On Thu, 17 Mar 2011, Matus UHLAR - fantomas wrote:

> On 14.03.11 13:41, Markus Reschke wrote:
>> Currently I'm writing a small SA plugin for checking if IP addresses of
>> relaying MTAs (in the Received: lines) are within a list of defined CIDR
>> blocks. Most admins filter specific CIDR blocks, e.g. from known SPAMming
>> ISPs, at the MTA level. That way all emails from the given CIDR blocks
>> are
>> rejected. But some users like to get those emails too. There could be an
>> important email or one from a potential customer - whatever. My SA plugin
>> can solve that problem by adding a SPAM score to matching emails. The
>> email may be flagged as SPAM but it's received.
>
> running RBLDNS and defining simple blacklist check would do the same.
>

Additionally the RBLDNS can be dynamically updated w/o requiring a 
restart/rebuild of SA rules base. Depending upon which RBLDNSd you're
running it may be more flexible. The "mjt" rbldnsd takes CIDR notation
but also allows address ranges (EG 10.10.10.3-10.10.10.99) as well
as nested ranges.

I run two different local RBLDNSDs, one for IP addrs & one for 
hostname/RLS.


-- 
Dave Funk                                  University of Iowa
<dbfunk (at) engineering.uiowa.edu>        College of Engineering
319/335-5751   FAX: 319/384-0549           1256 Seamans Center
Sys_admin/Postmaster/cell_admin            Iowa City, IA 52242-1527
#include <std_disclaimer.h>
Better is not better, 'standard' is better. B{

Re: plugin for CIDR matching

Posted by Matus UHLAR - fantomas <uh...@fantomas.sk>.
On 14.03.11 13:41, Markus Reschke wrote:
> Currently I'm writing a small SA plugin for checking if IP addresses of
> relaying MTAs (in the Received: lines) are within a list of defined CIDR
> blocks. Most admins filter specific CIDR blocks, e.g. from known SPAMming 
> ISPs, at the MTA level. That way all emails from the given CIDR blocks 
> are
> rejected. But some users like to get those emails too. There could be an
> important email or one from a potential customer - whatever. My SA plugin 
> can solve that problem by adding a SPAM score to matching emails. The  
> email may be flagged as SPAM but it's received.

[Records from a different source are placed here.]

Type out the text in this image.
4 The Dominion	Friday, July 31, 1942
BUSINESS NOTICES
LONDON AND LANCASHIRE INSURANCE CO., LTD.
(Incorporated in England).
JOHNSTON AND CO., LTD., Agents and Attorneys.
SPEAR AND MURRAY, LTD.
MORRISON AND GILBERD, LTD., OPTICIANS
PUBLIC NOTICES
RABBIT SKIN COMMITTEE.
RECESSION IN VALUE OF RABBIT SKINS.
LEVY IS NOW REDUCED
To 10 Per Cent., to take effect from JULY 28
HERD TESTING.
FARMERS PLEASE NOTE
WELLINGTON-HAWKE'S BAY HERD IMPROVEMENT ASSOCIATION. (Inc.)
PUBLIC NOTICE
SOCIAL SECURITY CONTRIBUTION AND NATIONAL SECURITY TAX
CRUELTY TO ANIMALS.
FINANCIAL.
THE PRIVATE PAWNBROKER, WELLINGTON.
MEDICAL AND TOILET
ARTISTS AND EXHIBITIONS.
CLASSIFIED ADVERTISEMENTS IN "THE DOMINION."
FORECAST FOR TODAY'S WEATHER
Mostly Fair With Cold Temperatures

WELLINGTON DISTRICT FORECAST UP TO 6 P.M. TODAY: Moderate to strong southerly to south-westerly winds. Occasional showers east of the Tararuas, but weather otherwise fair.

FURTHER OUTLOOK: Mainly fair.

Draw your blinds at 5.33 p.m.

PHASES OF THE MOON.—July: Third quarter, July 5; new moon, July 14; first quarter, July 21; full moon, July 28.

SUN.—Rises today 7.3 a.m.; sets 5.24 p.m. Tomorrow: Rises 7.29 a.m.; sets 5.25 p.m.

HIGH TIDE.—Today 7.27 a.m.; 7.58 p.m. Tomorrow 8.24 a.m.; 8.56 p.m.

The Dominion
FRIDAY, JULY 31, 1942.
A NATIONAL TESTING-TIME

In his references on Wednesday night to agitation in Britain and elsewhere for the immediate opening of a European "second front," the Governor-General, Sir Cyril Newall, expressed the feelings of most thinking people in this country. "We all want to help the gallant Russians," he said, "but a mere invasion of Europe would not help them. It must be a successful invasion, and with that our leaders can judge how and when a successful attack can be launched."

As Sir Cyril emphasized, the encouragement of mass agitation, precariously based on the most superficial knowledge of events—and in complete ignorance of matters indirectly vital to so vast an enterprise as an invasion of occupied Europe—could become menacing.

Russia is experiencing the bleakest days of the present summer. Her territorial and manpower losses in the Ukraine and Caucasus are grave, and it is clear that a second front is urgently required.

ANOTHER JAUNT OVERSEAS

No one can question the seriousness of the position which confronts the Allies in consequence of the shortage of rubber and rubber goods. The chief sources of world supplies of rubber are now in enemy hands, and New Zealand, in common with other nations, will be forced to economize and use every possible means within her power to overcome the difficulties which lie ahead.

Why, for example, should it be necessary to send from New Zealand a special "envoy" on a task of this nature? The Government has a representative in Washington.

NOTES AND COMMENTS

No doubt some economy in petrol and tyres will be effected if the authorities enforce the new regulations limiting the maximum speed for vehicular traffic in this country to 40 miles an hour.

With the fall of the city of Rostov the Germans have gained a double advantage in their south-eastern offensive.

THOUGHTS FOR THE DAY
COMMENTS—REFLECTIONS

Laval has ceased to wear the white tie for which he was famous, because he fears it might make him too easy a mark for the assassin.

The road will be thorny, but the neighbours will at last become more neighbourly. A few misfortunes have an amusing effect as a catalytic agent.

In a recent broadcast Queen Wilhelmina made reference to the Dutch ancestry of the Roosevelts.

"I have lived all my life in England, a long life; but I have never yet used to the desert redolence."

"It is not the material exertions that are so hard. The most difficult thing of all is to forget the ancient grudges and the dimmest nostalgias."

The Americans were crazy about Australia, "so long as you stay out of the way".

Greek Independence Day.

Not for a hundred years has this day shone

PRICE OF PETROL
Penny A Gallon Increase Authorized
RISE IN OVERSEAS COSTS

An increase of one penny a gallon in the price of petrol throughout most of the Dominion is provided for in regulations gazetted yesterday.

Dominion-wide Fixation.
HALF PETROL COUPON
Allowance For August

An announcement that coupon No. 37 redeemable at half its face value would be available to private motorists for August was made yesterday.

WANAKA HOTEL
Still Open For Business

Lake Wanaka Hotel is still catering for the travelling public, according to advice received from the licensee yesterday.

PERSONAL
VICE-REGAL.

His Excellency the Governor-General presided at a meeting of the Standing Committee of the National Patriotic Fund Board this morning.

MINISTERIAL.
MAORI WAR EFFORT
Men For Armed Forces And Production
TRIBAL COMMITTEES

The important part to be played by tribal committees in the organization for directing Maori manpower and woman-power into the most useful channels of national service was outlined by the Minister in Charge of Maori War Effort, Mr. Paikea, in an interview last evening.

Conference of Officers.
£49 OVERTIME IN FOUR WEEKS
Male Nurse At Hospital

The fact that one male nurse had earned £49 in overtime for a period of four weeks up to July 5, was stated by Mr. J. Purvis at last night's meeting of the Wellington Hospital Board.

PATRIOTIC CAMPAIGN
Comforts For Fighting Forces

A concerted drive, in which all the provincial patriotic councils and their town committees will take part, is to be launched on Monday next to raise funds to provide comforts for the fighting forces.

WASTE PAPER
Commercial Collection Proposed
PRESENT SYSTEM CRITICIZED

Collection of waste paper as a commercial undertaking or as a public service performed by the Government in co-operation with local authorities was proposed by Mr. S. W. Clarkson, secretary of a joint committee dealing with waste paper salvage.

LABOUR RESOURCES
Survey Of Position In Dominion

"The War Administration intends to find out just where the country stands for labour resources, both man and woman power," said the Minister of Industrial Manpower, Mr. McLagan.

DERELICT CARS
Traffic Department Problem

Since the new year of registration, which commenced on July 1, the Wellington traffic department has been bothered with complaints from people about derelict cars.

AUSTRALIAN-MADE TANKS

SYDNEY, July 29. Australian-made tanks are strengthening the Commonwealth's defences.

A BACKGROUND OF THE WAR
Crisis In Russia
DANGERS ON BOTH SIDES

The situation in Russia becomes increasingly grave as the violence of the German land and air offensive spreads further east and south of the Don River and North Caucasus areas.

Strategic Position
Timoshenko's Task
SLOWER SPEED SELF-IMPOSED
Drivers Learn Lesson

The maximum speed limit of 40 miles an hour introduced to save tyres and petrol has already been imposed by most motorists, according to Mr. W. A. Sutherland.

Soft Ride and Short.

running RBLDNS and defining simple blacklist check would do the same.

-- 
Matus UHLAR - fantomas, uhlar@fantomas.sk ; http://www.fantomas.sk/
Warning: I wish NOT to receive e-mail advertising to this address.
Varovanie: na tuto adresu chcem NEDOSTAVAT akukolvek reklamnu postu.
- Holmes, what kind of school did you study to be a detective?